Peaches & nectarines

Plump and juicy, there’s something seductive about this stone fruit. Clarissa Hyman takes you through her first time experiencing its virtues

Nectarine's and Peach's

I tasted my first golden-pink nectarine on a trip to San Francisco more years ago than I care to admit. I was still an unadventurous food explorer: it was not that long since I realised tinned sliced peaches actually came from fruit-bearing trees.

Velvety peaches were my Californian fruit of choice but was the nectarine a peach or a plum with attitude? They are, in fact, a smooth-skinned variety of peach of mysterious origin that first appeared in Britain in the early part of the 17th century. The name possibly comes from German and Dutch words meaning nectar-peach. So alike are peaches and nectarines that peach trees can sometimes spontaneously produce nectarines and vice versa.

Peaches were born in the mountain valleys and upland forests of central Asia. They need both summer sunshine and winter cool. Their natural home is in a temperate climate; they fail to thrive in and, in fact, detest the tropics.

Wild peaches were already cultivated in China around 2,000BC. On his travels, Marco Polo saw yellow and white peaches, ‘great delicacies’, for sale ‘weighing fully two small pounds apiece.’ They were also much prized, as a Chinese proverb suggests: ‘Rather one bite of a peach than eat a basketful of apricots’.

Their Latin name, Prunus persica, traces their spread to Persia and Asia Minor and it’s likely they arrived in Greece during the 4th century BC as a result of Alexander the Great’s Asian campaigns.

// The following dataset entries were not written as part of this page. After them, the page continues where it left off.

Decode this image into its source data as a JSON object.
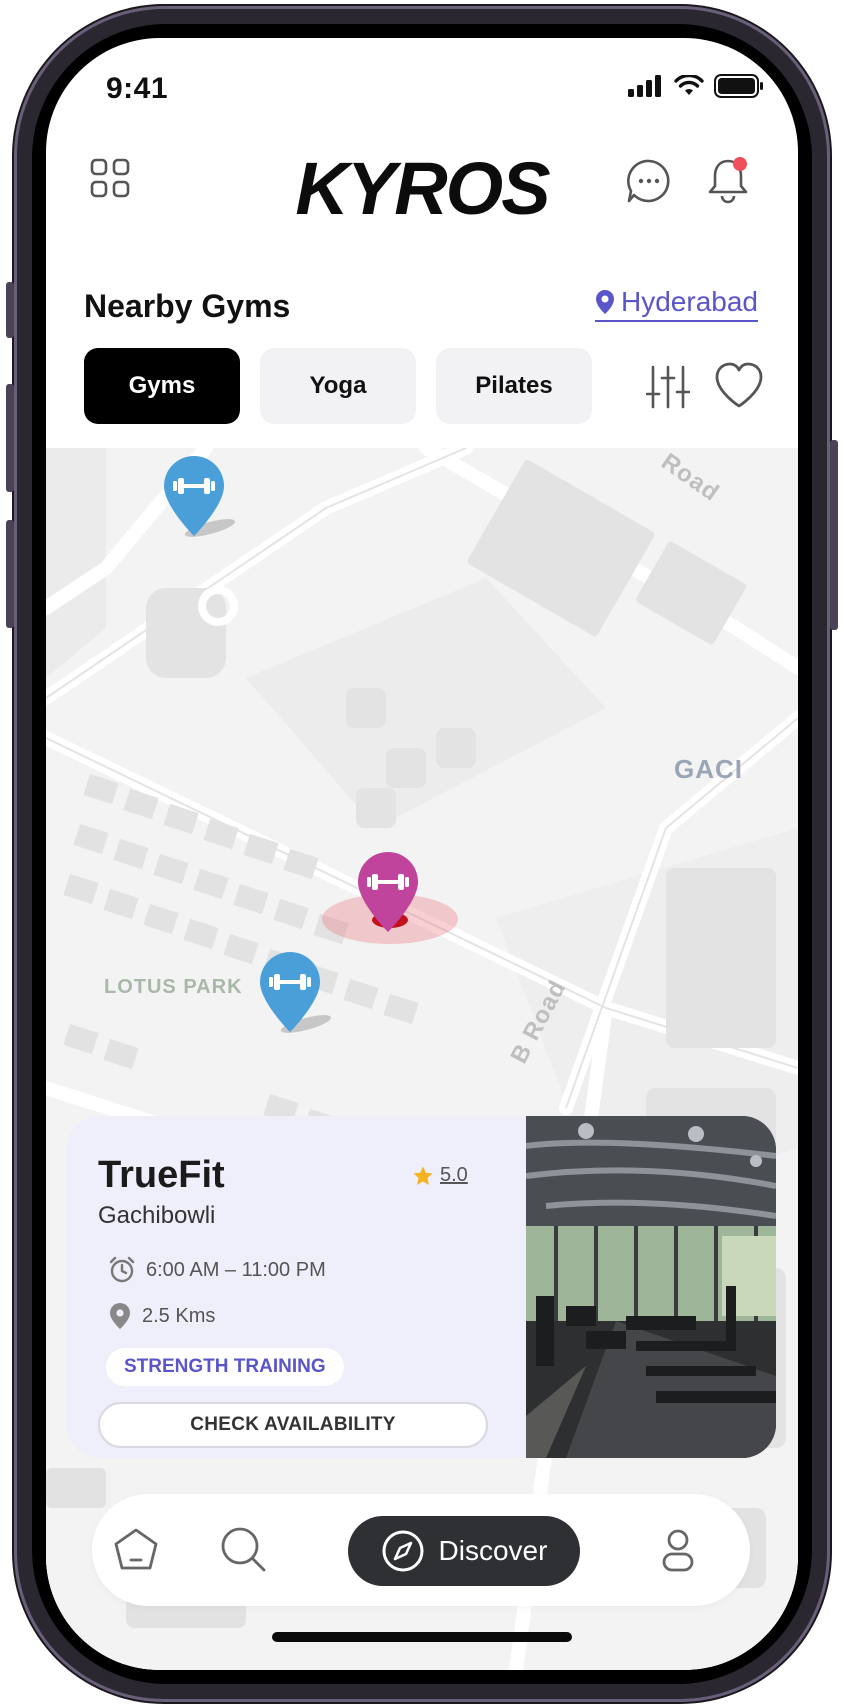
{
  "status_bar": {
    "time": "9:41"
  },
  "header": {
    "logo": "KYROS",
    "menu_icon": "grid-icon",
    "chat_icon": "chat-bubble-icon",
    "notification_icon": "bell-icon"
  },
  "section": {
    "title": "Nearby Gyms",
    "location": "Hyderabad"
  },
  "chips": [
    {
      "label": "Gyms",
      "active": true
    },
    {
      "label": "Yoga",
      "active": false
    },
    {
      "label": "Pilates",
      "active": false
    }
  ],
  "map": {
    "labels": {
      "park": "LOTUS PARK",
      "area": "GACI",
      "road1": "Road",
      "road2": "B Road"
    }
  },
  "gym_card": {
    "name": "TrueFit",
    "area": "Gachibowli",
    "rating": "5.0",
    "hours": "6:00 AM – 11:00 PM",
    "distance": "2.5 Kms",
    "tag": "STRENGTH TRAINING",
    "cta": "CHECK AVAILABILITY"
  },
  "bottom_nav": {
    "discover": "Discover"
  },
  "colors": {
    "accent": "#5a55c8",
    "pin_blue": "#4a9fd8",
    "pin_active": "#c0449b",
    "card_bg": "#efeefb"
  }
}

In Britain, the peach was re-established in the 16th century after cultivation all but disappeared during the Dark Ages. In the same century, the Spaniards took the peach to America. Nowadays, California produces about half the American crop, followed by South Carolina, Georgia (The Peach State) and New Jersey.

The ‘fuzz-less’ peach was first noted in France in medieval times. And by 1629, there were six varieties in England.

Poet John Keats wrote of the sensual, self-indulgent pleasure of eating a nectarine – ‘It went down all pulpy, slushy, oozy – all its delicious embonpoint melted down my throat like a large, beatified strawberry.’

However, both fruits were a luxury in northern Europe until canning and refrigerated transport brought them to the masses. Tinned peaches have a different flavour to fresh but they can still be good. Nectarines, curiously, lose their distinctive qualities when canned.

In this country, according to gardening writer Sarah Raven, peaches are most successfully grown in East Anglia and the south-east. Nectarines are much trickier.

There are two categories of peach: clingstone peaches have pulp that sticks to the stone; freestone varieties have flesh that pulls away easily. Each includes fruit with yellow and white flesh. There are many named cultivars, including Doughnut, which has a sunken middle and a sweet flavour with a hint of almond.

Pêches de vigne are small red-fleshed fruits from the vineyards of the Rhône Valley and only only available for a few weeks.

Spanish Calanda peaches are large, firm and sweet, hand-wrapped in waxed paper bags as the fruit matures on the tree.

Fresh peaches and nectarines in their prime are so good that it seems a shame to cook them but you can poach them in wine or incorporate them into pies. Celebrated chef Michael Caines recommends pancakes with roasted peaches, nectarines and lavender honey. But they need not be limited to sweet dishes. James Tanner has a recipe for seared scallops with nectarine and chilli, while Nick Nairn suggests luxurious sautéed pork with peaches, white wine, cream and herbs.

Unfortunately, many supermarkets sell fruit that has been picked too early: the problem is that if too soft, the peach will spoil quickly. It makes finding the perfect peach even more of a prize.

There is a Sino-Tibetan 16th-century altar cloth that depicts a goddess offering peaches to the buddhas of meditation. It reminds me of my fruit epiphany centuries and continents later – and the erotically charged moment of consumption.